Florida is ahead of the curve on job growth and is the bellweather of other trends, said Hernando Perez, a director at Franklin Street. “Rent growth may soften, but overall it’s a very strong market. Vacancy is the lowest it’s ever been in the history of real estate nationally, which bodes well for owners.”
Class A assets, those in the $15 million to $20 million range, are almost impossible to acquire for most private investors, who are the bulk of Franklin Street clients. Institutional investors usually buy those properties he said.
“The airspace is very crowded in classes B and C,” said Mr. Perez. “There is incredible demand. It’s a sellers’ market, and having little competition from single-family home strengthens the value proposition.”

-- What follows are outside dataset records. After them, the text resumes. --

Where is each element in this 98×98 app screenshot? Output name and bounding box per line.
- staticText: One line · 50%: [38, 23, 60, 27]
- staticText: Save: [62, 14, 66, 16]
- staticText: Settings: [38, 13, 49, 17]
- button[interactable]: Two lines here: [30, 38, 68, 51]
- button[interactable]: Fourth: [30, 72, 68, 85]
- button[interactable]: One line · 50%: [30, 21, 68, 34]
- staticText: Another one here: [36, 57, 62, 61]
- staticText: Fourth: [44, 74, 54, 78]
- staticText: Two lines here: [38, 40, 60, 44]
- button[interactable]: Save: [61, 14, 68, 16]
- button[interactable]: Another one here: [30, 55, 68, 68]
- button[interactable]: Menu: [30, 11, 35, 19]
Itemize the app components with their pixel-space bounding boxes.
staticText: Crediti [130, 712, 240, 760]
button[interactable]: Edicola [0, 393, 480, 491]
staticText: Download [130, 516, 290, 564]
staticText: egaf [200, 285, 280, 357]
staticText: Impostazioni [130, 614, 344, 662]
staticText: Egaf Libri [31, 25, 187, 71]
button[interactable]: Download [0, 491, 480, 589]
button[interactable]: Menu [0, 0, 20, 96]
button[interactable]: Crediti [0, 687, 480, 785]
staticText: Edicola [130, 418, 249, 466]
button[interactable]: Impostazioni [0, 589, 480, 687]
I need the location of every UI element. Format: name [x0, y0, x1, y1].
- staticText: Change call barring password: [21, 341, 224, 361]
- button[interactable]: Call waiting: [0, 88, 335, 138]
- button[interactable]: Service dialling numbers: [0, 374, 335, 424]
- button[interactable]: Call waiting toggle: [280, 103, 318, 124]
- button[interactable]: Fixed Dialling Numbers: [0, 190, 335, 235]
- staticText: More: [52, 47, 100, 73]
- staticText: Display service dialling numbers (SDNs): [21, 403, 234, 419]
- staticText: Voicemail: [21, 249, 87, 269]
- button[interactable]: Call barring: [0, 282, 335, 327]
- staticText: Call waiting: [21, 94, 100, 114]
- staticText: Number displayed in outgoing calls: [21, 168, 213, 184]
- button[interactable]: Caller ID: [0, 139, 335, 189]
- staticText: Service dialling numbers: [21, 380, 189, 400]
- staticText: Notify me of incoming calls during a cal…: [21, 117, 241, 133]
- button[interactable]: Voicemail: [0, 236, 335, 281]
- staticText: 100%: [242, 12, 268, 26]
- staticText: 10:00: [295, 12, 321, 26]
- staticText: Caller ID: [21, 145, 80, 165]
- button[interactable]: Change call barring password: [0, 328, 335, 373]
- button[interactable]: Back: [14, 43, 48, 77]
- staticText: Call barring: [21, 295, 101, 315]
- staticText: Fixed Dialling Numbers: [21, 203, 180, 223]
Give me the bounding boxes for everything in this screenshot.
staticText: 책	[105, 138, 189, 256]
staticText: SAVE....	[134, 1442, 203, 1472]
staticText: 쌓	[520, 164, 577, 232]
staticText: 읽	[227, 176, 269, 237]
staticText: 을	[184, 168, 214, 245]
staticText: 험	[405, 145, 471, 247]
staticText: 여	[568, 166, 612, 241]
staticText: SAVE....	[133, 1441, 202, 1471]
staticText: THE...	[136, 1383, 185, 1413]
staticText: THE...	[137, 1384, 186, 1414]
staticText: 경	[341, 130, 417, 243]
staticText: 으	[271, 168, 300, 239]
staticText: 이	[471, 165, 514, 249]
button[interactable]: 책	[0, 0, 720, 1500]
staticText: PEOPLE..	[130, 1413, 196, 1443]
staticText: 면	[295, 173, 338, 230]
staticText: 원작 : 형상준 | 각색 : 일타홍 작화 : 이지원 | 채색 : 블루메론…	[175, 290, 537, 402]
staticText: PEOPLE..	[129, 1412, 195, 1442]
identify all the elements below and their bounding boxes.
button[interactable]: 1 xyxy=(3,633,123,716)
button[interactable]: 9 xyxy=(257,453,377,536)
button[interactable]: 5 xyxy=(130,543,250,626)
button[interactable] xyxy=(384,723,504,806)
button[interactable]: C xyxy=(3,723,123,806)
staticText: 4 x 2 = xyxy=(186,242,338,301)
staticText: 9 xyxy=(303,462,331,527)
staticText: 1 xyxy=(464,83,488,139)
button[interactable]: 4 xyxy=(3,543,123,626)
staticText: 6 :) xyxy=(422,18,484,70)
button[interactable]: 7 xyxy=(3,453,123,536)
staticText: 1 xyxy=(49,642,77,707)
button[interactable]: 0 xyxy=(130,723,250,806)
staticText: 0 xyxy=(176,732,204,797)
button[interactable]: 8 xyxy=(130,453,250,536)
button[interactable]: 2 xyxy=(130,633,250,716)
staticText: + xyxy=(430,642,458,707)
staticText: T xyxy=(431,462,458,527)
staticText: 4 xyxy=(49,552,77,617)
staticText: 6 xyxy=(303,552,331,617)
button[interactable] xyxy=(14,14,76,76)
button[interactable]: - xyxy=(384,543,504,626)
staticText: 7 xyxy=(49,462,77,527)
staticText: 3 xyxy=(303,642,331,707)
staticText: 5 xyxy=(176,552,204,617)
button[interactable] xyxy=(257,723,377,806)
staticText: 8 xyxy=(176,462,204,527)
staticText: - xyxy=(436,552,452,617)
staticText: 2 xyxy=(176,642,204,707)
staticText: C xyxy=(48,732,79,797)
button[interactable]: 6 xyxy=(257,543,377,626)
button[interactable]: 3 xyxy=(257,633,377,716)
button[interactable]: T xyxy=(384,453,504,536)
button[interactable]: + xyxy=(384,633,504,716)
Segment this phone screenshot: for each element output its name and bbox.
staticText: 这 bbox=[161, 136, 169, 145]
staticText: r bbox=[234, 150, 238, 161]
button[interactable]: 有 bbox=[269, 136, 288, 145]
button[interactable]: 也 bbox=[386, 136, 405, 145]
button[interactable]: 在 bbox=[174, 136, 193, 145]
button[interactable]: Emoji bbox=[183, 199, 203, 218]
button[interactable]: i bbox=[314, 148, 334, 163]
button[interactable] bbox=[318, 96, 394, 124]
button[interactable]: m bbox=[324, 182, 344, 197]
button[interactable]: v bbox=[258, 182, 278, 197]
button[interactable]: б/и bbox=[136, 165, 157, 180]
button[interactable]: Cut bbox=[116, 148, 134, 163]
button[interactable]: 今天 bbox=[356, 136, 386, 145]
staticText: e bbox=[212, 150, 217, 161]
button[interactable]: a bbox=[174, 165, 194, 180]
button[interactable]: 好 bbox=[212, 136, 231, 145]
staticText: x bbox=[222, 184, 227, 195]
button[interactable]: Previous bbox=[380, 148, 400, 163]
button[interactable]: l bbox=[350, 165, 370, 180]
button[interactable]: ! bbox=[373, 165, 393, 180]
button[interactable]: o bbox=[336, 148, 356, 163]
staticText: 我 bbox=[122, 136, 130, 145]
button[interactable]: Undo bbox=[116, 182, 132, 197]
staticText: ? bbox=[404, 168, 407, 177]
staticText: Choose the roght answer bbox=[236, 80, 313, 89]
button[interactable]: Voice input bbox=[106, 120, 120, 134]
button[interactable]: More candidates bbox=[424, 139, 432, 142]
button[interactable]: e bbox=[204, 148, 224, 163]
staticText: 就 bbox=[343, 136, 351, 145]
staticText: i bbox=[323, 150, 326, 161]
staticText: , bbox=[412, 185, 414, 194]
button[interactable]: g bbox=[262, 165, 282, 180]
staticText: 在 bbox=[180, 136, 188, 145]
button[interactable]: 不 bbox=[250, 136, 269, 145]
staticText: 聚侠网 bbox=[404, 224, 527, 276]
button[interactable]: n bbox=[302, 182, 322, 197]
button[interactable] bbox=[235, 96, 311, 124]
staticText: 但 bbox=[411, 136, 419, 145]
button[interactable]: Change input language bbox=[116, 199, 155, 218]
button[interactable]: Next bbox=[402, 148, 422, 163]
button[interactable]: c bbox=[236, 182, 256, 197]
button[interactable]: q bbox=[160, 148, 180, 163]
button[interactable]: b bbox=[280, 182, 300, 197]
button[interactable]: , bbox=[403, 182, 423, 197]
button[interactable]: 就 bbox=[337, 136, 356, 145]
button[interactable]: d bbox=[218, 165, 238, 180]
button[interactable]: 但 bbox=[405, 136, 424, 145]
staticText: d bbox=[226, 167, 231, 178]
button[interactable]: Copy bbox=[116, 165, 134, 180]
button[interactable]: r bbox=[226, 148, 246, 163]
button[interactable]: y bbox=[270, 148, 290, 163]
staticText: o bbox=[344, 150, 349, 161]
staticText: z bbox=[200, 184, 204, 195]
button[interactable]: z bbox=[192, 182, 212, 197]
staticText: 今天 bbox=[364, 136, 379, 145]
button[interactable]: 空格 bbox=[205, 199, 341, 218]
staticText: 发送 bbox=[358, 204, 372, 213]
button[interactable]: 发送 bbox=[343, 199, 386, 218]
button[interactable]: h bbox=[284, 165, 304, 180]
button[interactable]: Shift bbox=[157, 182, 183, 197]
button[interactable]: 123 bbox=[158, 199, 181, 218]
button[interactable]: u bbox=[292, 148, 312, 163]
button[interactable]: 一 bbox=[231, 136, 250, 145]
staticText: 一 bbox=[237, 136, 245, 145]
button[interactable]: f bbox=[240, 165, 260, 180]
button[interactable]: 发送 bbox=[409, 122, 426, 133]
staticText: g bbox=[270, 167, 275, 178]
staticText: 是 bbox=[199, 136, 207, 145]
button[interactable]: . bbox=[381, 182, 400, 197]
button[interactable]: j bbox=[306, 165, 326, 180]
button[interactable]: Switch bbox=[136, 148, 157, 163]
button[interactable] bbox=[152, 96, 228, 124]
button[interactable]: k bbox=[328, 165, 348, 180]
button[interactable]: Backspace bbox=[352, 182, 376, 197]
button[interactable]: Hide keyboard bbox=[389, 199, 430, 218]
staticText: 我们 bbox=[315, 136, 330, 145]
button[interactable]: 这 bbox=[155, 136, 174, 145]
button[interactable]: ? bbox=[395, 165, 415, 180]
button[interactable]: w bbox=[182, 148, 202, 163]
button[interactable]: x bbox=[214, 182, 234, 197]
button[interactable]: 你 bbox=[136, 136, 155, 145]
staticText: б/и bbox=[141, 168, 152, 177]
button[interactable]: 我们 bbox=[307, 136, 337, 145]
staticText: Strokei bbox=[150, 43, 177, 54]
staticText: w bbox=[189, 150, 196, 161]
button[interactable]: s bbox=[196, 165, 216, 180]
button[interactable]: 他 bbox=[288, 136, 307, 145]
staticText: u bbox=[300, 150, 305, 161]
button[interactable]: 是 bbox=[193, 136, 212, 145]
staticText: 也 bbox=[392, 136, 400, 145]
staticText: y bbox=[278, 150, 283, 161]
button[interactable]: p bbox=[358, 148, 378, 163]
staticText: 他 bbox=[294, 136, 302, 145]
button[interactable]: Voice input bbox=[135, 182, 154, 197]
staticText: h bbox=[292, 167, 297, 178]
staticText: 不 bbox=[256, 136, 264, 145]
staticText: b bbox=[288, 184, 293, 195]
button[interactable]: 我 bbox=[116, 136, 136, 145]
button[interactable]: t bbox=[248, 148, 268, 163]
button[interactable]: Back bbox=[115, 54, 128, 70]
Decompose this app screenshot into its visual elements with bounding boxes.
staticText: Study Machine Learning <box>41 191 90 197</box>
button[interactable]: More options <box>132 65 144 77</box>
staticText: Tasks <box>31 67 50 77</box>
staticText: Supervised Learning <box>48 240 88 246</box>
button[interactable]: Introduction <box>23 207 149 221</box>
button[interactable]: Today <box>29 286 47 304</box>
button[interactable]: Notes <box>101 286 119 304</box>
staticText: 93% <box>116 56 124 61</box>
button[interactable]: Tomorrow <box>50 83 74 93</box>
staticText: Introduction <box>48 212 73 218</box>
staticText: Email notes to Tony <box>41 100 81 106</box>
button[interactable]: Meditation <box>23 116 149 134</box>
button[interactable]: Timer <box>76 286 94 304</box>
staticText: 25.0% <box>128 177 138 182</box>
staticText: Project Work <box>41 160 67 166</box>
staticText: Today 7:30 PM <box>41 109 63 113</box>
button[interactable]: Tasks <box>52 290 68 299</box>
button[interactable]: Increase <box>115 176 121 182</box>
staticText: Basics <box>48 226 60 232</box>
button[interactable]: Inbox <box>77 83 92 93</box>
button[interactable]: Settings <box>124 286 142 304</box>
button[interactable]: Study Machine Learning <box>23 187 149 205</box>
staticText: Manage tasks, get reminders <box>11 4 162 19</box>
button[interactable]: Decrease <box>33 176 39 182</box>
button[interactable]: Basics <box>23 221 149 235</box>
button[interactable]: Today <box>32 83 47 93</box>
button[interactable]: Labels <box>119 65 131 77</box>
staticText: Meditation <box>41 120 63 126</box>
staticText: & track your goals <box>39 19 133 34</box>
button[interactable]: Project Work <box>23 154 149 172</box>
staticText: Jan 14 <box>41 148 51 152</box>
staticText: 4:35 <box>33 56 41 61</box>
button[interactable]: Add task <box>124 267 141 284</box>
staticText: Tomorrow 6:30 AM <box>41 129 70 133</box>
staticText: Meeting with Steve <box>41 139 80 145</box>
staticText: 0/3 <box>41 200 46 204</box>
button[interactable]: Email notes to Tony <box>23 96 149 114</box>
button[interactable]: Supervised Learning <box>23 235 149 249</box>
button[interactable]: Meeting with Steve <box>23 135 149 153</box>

Across the country, 370,000 units of multifamily housing will be delivered this year, he said. “We’re more likely to go back to a concession-driven market.”
The only caveat is that many of these new units will most likely be developed in San Francisco, San Jose, Nashville and Dallas-Fort Worth area, residential hot spots in the US. Though many say that South Florida rents are high, this area is ranked eighth or ninth most expensive in the country, and even that is a relatively recent development, he said.
New projects are coming out of the ground in downtown, in Edgewater, Little Haiti, Little River and Allapattah, he said.
“Development is going north, and caters to people who were priced out of Wynwood and Midtown,” he said. “It’s inevitable. I see continued strength in the market at least for the next 18 to 24 months.”